Il ne nous est pas promis la délivrance du corps pour la béatitude de l’âme, mais la délivrance de la souffrance du mal et de la mort. La résurrection de notre corps en révèlera la beauté qui est celle de Dieu, telle est notre espérance.

La sainteté est déjà apte à transfigurer ce corps. Les saints portent leur sainteté sur leur corps. Ils expriment ainsi concrètement les prémisses du royaume par différents signes : une lumière intérieure se lisant sur leur visage ou la non-corruption de leur corps après leur mort.

Dans le Royaume des cieux, non seulement nos corps ne seront pas uniformisés, mais nos vies diront par lui la louange de l’Éternel. Il ne nous est demandé de purifier nos âmes de toute attache charnelle mais de permettre à nos corps d’exprimer ce qu’énonce un chant de communion : « Devenez ce que vous recevez ».

Pierre-Henri Beugras, né en 1961, chef d’établissement dans l’enseignement catholique, professeur de philosophie. Membre de la communauté apostolique Aïn Karem.

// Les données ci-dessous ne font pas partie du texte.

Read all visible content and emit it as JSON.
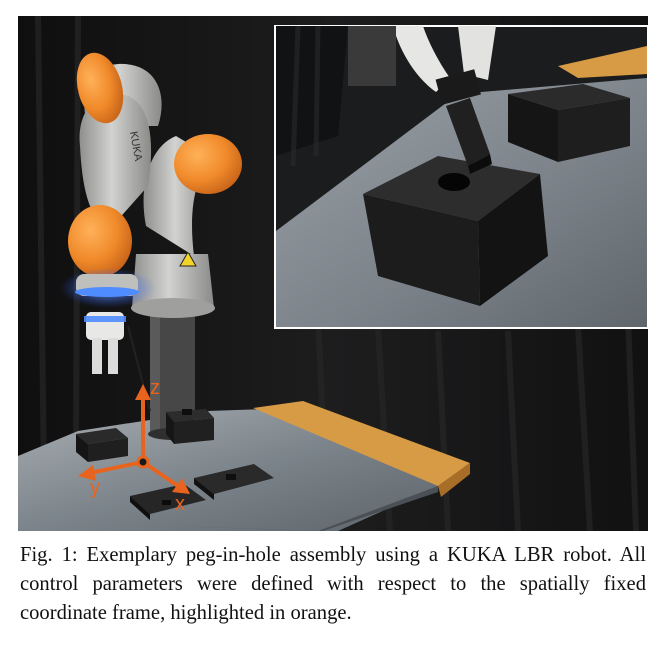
{
  "figure": {
    "axis_labels": {
      "z": "z",
      "y": "y",
      "x": "x"
    },
    "colors": {
      "frame_orange": "#e8641e",
      "robot_orange": "#f08a2a",
      "robot_grey": "#b8b9b6",
      "led_blue": "#3f7fff",
      "table_wood": "#d79a45",
      "table_metal": "#8e969d",
      "curtain": "#1a1a1a"
    },
    "icons": [
      "kuka-robot-arm",
      "peg-in-hole-block",
      "coordinate-frame",
      "inset-zoom-photo"
    ]
  },
  "caption": {
    "label": "Fig. 1:",
    "text": " Exemplary peg-in-hole assembly using a KUKA LBR robot. All control parameters were defined with respect to the spatially fixed coordinate frame, highlighted in orange."
  }
}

[1] Dialogues avec l’ange est la transcription d’une expérience spirituelle vécue pendant la Seconde Guerre mondiale par quatre amis hongrois (Wikipédia). Date du copyright : 1990.

[2] Le Portrait de Dorian Gray est une nouvelle fantastique d’Oscar Wilde. Elle a donné lieu à un film d’Albert Lewin, avec Hurd Hatfield et George Sanders, sorti en 1945, repris par Oliver Parker en 2009.